The grounding of the 737 Max has led to increased demands for older jets!

The worldwide grounding of the Boeing 737 Max aircraft has led to airlines moving towards older jets to meet growing demands. With the grounding of the aircraft, leasing firms have seen an increased demand for older 737 planes. Phil Seymour the CEO of a London-based aerospace consulting firm IBA, said: “Used 800s are like gold dust at the moment” referring to the older model of the aircraft, the Boeing 737-800. He has estimated that lease rates for 24 months or less, for some older 737 planes have gone up 40%, to about $300,000 ever since regulators grounded the 737 Max in March. The aircraft was grounded after two fatal crashes that claimed 346 lives. Airlines were relying on the fuel-efficient 737 Max for the busy mid-year vacation season. According to the International Air Transport Association, air travel demand rose to around 5% in the first half of the year 2019 from a year ago. Michael Inglese the CEO of Aircastle said, customers whose leases on old 737 are expiring are extending their agreements. Aircastle does not have any 737 Max aircraft and neither do they have any order. Initially, in March, customers expected the jets to return for operations, but now carriers debating on how to address the prolonged grounding of the aircraft. The single-aisle jet that can fit more than 150 passengers and can fly short and medium-haul flights has undoubtedly been a staple of airline fleets for over 50 years. Many airlines that solely fly 737s are now holding on to older planes longer.
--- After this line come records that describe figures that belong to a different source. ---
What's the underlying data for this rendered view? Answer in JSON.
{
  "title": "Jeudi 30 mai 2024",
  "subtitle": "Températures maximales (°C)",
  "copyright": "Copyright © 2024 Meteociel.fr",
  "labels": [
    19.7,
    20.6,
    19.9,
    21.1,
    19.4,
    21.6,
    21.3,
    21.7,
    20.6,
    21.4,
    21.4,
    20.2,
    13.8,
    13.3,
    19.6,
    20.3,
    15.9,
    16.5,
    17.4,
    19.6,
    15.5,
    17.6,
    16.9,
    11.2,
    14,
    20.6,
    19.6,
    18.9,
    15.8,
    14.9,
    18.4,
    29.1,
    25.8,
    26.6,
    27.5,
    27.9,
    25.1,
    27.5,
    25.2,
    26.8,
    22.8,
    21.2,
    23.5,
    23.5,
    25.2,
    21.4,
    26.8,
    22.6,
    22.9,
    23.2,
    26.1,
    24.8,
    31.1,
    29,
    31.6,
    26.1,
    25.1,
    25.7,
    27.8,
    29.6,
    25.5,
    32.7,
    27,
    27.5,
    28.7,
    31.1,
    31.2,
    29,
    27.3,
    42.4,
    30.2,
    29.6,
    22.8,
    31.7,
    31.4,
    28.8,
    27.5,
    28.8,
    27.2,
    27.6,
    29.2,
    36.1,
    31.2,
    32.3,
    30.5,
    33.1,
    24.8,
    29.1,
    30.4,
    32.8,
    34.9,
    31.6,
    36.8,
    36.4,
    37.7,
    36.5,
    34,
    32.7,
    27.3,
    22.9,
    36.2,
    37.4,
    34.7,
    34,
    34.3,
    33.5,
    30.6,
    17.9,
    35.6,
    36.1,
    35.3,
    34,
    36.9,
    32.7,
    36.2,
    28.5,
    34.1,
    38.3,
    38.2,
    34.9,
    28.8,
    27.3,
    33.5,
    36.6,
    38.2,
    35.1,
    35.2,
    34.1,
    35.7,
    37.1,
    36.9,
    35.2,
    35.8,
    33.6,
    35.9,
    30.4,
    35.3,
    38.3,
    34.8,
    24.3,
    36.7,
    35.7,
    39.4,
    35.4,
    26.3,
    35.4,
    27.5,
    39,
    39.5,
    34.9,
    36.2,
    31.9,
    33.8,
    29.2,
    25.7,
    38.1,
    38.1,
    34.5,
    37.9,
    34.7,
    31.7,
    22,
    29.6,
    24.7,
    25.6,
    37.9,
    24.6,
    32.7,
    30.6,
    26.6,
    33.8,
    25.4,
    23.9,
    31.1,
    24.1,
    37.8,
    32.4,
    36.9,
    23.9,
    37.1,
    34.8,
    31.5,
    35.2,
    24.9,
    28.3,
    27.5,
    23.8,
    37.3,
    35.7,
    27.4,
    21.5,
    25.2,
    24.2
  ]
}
Many leasing firms have said that they do not have any 737-800s or other previous models for lease, but few airlines are still putting an effort and trying. “Fly has already leased all of its Boeing 737s this year,” said Colm Barrington the CEO of an aircraft leasing company called Fly Leasing. He also said that they are seeing strong demand for Boeing 737-800s. Boeing is holding back deliveries of the 737 Max ever since the grounding of the aircraft began. In the second quarter, it took a $4.9 billion charge, an estimate of compensation airlines and other Max customers will receive.